NARRATIVA Nº 8. UNA TARDE...ENTRE NARANJOS UN LIMONERO
AUTOR: FREDDY PACHECO
Su mirada de ojos náufragos, grababan en el artista los sortilegios del mágico pincel. Definitivamente profundos e insensatos como dos huellas serpentinas en un prado de azucenas… poblado de naranjos. El sol de la tarde andaluza rasgaba los misterios de una melodía de colores radiantes. Atraída por el umbral de un arco iris se detuvo la musa un instante frente a un espléndido naranjo, y recogió cuatro frutas sedientas para acomodar entre sus brazos; como quien recoge cuatro niñas huérfanas y decide entregarles la ternura de su pecho, el calor de sus manos, para después saborear la dulzura de su alma y convertirlas en néctar de su sangre.
El artista, embelezado por el gesto de aquellas manos y las curvaturas imaginables en el lienzo que había iniciado la tarde anterior, le propuso las llevara consigo hasta el pedestal y posara con ellas. Y esas frutas completarían entonces la composición perfecta entre sus virginales labios, sus senos maternales acariciando la vida. Le dibujó en el aire lo que sería el cosmos pleno de estrellas, la fantasía de soles fulgurantes, casi incendiarios, formando la figura torneada de su cuerpo. Ella sonrió con tal picardía en las comisuras de su rostro, en el guiño infantil de su regazo, que temblaron las manos del artista como si un mandato divino le ordenara pintar aquella expresión de ipso facto en el lienzo.
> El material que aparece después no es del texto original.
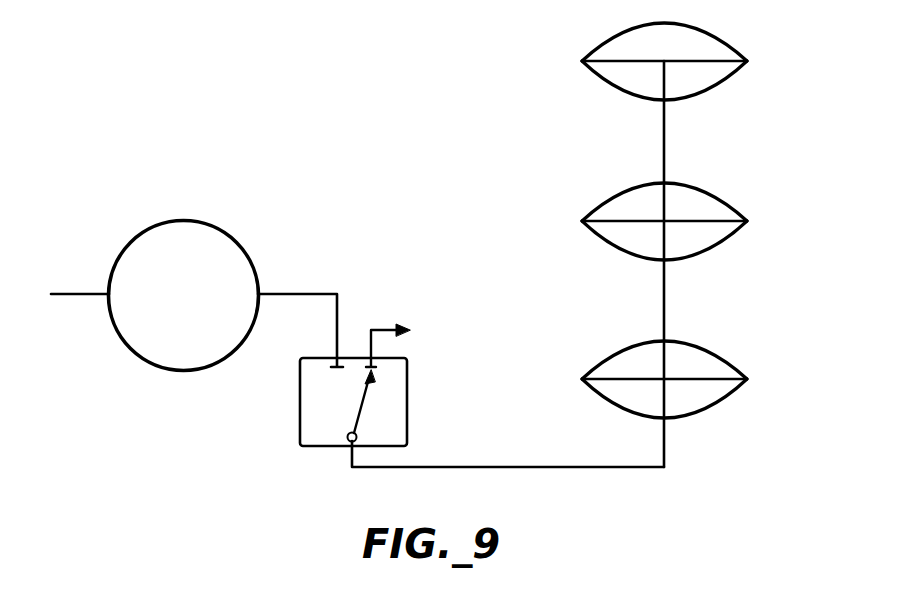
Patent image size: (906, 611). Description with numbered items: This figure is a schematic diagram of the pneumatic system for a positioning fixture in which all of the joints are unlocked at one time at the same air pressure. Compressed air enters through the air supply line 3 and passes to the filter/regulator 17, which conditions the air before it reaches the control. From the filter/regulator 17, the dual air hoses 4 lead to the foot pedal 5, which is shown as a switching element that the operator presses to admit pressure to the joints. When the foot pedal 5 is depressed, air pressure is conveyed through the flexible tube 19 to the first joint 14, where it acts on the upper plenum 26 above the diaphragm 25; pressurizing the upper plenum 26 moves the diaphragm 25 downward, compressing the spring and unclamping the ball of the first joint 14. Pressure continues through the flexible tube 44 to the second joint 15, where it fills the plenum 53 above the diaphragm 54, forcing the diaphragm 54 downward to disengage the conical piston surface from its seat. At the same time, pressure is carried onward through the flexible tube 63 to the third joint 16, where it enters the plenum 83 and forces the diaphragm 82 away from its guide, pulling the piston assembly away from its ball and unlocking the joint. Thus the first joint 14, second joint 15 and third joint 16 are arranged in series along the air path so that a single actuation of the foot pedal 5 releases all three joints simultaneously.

Llegaron al estudio, ella quitó la capa que cubría de nubes su dorso, dejando entre claroscuros las locuras desafiantes del movimiento… suave y terso, imperceptible y cierto, espectacular en sus devaneos de lujurias escondidas, de mensajes paradisíacos. Ese movimiento de dos colibríes como botones de rosa hipnotizando al espectador del fuego. El pintor invocó a todos los dioses del universo y rogó en silencio, un poco de serenidad a sus pensamientos. Que se detuviera el incendio que provocaban aquellos naranjos en flor coronando el patio de azucenas. Que pudiera encadenar sus sentidos y detuvieran sus manos desesperadas por atrapar las mariposas que batían sus alas sobre las líneas de aquel vientre, ¡las caderas y los muslos firmes!, impunes a las caricias de la crisálida, aún placentera, reposando en los pliegues de sus enaguas.
Inocencia, brevedad y un volcán en las pupilas y en un túnel luminoso que vencería todos los demonios; terrible infierno hundiéndose más allá de lo imaginado en exótica caravana de sensaciones dulces y agrias como los limones pérsicos, matizados, escondiendo su ácido destino entre las fulgurantes pinceladas. En los confines del placer ennoblecido por los tenues amarillos impactados por un follaje… dejado como al descuido, sólo para hacer posibles los contrastes de la vida al fondo del lienzo y los primeros planos de su mirada de ojos náufragos y sus labios rojos.
Aquella tarde en el campo de naranjos el artista había resuelto los planteamientos plásticos del color, las formas y los espacios. Todos los elementos geométricos contenidos en el movimiento incisivo y humano estaban moldeados por la exquisitez de las sugerentes líneas en los movimientos circulares, voluptuosos, agraciados y sensuales. Quedaba un solo camino para culminar la obra: suicidarse en puntos violetas insignificantes, lucecitas y resplandores artificiales cerca de su cara, glorificando el dejo de distancias en los espacios respirables de la composición. Eso embriagaba al artista y complacía a Dios aquella tarde, ya en la habitación desnudando sus ansiedades hasta dejar el brillo de aceites ungiendo el delirio y la pasión.